His legal team had condemned the international transfer, which came the day after his arrest in Ivory Coast’s economic capital Abidjan on Friday as he tried to board an Air France flight to Paris.

[Loik] Le Floch-Prigent, currently an oil industry consultant, has already served jail terms in France for corruption which dated from his time as head of Elf from 1989 to 1993.”

High-frequency trading
The Bureau of Investigative Journalism reports that the UK is “trying to water down” efforts by European politicians to rein in a form of trading widely blamed for increasing volatility:

“Several influential MEPs are determined to clamp down on the use of sophisticated computer algorithms and fast connections to generate profits through huge numbers of high-speed trades, after seeing its role in the notorious 2010 US Flash Crash and the collapse of Knight Capital last month.

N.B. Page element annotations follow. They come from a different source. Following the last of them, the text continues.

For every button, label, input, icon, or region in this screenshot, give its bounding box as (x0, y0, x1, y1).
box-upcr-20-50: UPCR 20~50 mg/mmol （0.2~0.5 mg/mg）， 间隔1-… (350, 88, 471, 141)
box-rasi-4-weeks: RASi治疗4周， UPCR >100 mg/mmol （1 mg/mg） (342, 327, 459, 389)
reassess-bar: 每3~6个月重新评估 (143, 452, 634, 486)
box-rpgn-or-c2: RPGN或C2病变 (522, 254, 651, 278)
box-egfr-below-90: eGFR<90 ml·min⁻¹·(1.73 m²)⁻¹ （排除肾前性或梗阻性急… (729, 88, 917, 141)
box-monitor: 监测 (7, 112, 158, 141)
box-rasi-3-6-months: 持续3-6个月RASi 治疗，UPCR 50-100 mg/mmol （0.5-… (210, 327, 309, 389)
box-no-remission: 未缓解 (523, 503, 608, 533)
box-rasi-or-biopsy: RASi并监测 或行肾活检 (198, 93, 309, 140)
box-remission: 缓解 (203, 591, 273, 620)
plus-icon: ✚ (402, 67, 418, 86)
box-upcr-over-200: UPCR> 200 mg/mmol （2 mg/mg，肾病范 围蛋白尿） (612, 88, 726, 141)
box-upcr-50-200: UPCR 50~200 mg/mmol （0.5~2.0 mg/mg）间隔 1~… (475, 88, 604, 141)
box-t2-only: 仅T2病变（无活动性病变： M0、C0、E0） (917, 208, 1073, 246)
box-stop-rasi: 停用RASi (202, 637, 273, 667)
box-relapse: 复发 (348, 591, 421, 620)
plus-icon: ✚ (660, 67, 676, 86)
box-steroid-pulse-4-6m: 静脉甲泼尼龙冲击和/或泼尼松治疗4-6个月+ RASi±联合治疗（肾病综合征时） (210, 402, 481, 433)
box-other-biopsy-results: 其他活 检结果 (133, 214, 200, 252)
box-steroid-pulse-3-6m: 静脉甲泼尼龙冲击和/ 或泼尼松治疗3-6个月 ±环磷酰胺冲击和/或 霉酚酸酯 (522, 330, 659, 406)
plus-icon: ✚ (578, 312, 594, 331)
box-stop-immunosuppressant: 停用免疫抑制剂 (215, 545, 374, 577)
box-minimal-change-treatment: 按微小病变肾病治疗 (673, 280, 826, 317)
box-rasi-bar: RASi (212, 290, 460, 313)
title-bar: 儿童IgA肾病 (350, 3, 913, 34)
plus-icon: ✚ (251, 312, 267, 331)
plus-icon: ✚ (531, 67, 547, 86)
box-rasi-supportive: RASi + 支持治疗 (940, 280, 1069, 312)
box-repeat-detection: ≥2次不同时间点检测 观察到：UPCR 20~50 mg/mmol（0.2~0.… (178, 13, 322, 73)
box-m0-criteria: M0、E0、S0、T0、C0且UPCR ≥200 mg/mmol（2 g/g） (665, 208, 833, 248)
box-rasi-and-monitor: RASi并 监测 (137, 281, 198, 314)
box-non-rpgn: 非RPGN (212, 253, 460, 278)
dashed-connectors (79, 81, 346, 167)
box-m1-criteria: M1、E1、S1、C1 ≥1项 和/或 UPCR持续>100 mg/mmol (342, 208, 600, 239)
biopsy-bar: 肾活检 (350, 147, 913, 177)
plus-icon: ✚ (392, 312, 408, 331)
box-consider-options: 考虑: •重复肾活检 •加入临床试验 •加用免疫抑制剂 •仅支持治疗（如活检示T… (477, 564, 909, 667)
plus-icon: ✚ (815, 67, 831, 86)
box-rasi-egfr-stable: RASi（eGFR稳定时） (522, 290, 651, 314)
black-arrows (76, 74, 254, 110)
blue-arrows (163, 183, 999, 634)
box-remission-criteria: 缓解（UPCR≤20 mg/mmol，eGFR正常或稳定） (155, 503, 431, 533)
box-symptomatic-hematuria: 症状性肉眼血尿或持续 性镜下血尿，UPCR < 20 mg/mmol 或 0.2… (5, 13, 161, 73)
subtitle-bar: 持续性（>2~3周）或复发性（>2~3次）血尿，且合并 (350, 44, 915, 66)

Fuelled by fears over potential market shocks and unease that markets appear dominated by speculators, the European parliament is cracking down on the industry through the revised Markets in Financial Instruments Directive (Mifid), which shapes financial markets across the European Union.”

Cookie-cutter justice
Wayne State University’s Peter Henning asks whether deferred and nonprosecution agreements make sense as “the new standard for how the [US] Justice Department deals with criminal conduct by corporations”:

“It seems as if we are coming perilously close to cookie-cutter justice in corporate criminal investigations. Everyone by now knows the drill: turn over the results of an internal investigation, highlight how damaging a conviction would be and then offer to pay the fine and put in place an enhanced compliance program. The press release almost writes itself, but it is the rare case in which senior management pays any price.
Deferred and nonprosecution agreements are here to stay because they give the Justice Department a means to police corporations while mitigating the full impact of the criminal law. They occupy a middle ground between the sledgehammer of criminal charges and giving a company a free pass.”

Asymmetrical delusions
Warwick University’s Robert Skidelsky argues that “current counter-insurgency orthodoxy” has not incorporated the lessons of Algeria and Vietnam:

“Even putting aside moral and legal questions – which one should never do – it is doubtful whether the strategy of torture and assassination can achieve its pacifying purpose. It repeats the mistake made in 1957 by [French General Jacques] Massu, who assumed that he faced a cohesive organization with a single command structure. Relative calm was restored to Algiers for a couple of years after his arrival, but then the insurgency broke out again with redoubled strength, and the French had to leave the country in 1962.
Today, the international community similarly misconceives the nature of the ‘war’ that it is fighting. There is no single worldwide terrorist organization with a single head. Insofar as Al Qaeda still exists at all, it is a Hydra that sprouts new heads as fast as the old ones are cut off. Trying to win ‘hearts and minds’ with Western goods simply corrupts, and thus discredits, the governments established by those intervening. It happened in Vietnam, and it is happening now in Iraq and Afghanistan.”